Public school state aid funding a broken system in Oklahoma education, according to many

Public school state aid funding a broken system in Oklahoma education, according to many

In the state of Oklahoma, a public school’s general fund is made up of four components.

First; local property taxes, second; various county taxes, third; state money and fourth; federal money.

The Oklahoma State Aid Formula was created to help with equity among Oklahoma public schools. The formula is designed to create a specific amount of state aid funding each school district will receive in an academic year by determining the weighted amount it takes to educate an individual student.

The state of Oklahoma developed this state aid formula in a time when charter schools were not a consideration, especially virtual charter schools.

Charter schools operate as a public-school district, but in fact are different in their approach. Allegedly, the initial idea behind charter schools was to allow a school to develop different and innovative ways of teaching and then bringing those new ideas of educating to the traditional school districts.

According to many in the education system in Oklahoma, that has not been the case.

Every year, the state of Oklahoma allocates a certain amount of money for each public-school district based on the state aid formula. However, half-way through the academic year, the state will adjust that allocated amount of money in what they refer to as the “mid-year allocation”.

For instance, Jenks Public Schools was originally allocated $32,380,885 from state aid, but after the mid-year allocation, Jenks will receive $31,752,187, which is a difference of $628,698.

The mid-year allocation takes place to adjust for school district growth and any other changes that might occur throughout a school year.

The state of Oklahoma determined that it was going to take an average of $3,592.37 to educate a single student for the entire academic year in 2019-2020. However, following the mid-year allocation, that number dropped to $3,581.16.
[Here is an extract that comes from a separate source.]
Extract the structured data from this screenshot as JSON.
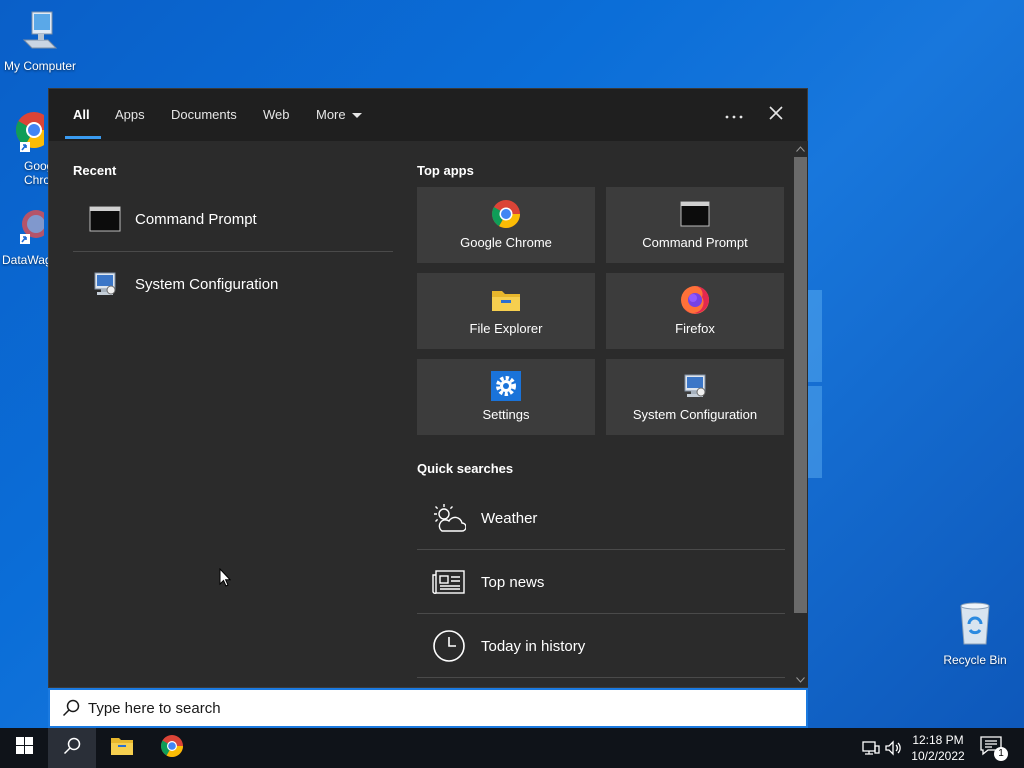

Charter schools, specifically virtual charter schools are also included in the state aid funding. For instance, Epic One On One Charter School, which is a virtual charter school, received an initial state aid allocation of $70,139,049, but after the mid-year allocation is receiving $96,221,901.

That number is higher than what Jenks Public Schools is receiving by more than $60 million, what Edmond Public Schools is receiving by more than $50 million and what more than Broken Arrow Public Schools is receiving by more than $40 million.

Many across the state believe this is an issue that needs to be addressed by the Oklahoma State Legislature because they say the cost of educating a student through a virtual charter school does not come close to what it costs to educate a student who is in a traditional public school district, such as Jenks or Broken Arrow.

The majority of public-school districts across Oklahoma saw their state aid allocation number drop in the mid-year allocation.

According to Jenks Public Schools’ Chief Financial Officer and Treasurer Cody Way, Jenks will be forced to make up for the $628,698 difference in future budgets because the budget for this academic year is already set in stone.

Way also said that since he has been at Jenks Public Schools, the annual budget has gone up every year and this was the first year the annual budget for Jenks crossed the $100 million dollar line with the majority of that money going toward salaries.